A few things about this case give me cause for concern.If a person of sound mind but suffering from a terminal illness decides to end their life, should that decision not be respected? The way I see it is it is their decision and their decision alone, and nobody else should judge them for taking that stand.

If the person needs help setting the plan in motion, and that person is a trusted friend, partner or husband/wife, then why should they be criminalised?

This is 2011. How cruel for society to deem that a terminally person die in a hospital or hospice, an alien environment? Can an adult not choose where and when they die if they are terminally ill? Do we want to strip them of the last vestige of dignity?
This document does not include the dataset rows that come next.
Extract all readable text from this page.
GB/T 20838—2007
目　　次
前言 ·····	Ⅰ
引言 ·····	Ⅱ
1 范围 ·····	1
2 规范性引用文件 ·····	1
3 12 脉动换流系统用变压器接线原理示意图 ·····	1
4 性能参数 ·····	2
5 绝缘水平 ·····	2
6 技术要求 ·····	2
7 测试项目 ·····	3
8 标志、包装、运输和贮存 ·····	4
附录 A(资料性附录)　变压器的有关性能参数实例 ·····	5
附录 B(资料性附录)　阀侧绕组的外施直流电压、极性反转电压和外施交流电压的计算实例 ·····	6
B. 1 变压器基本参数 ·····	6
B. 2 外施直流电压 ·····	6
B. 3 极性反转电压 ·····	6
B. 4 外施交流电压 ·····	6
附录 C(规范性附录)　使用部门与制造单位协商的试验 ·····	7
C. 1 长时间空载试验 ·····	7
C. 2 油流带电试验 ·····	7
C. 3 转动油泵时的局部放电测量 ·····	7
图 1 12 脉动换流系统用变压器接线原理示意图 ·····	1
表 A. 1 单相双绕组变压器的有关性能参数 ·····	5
Why is there not a choice?

I would have grave reservations about the Gardai, normally used to dealing with criminals, handling such sensitive cases.I also think that the travel agent in this case was wrong to contact the Gardai. Surely this is a breach of the Data Protection Act?

Assisted suicide is a very sensitive subject I know, but for me it’s a black and white issue.

If a terminally ill person wishes to end their pain, and are of sound mind to make that decision then ultimately their decision should be respected.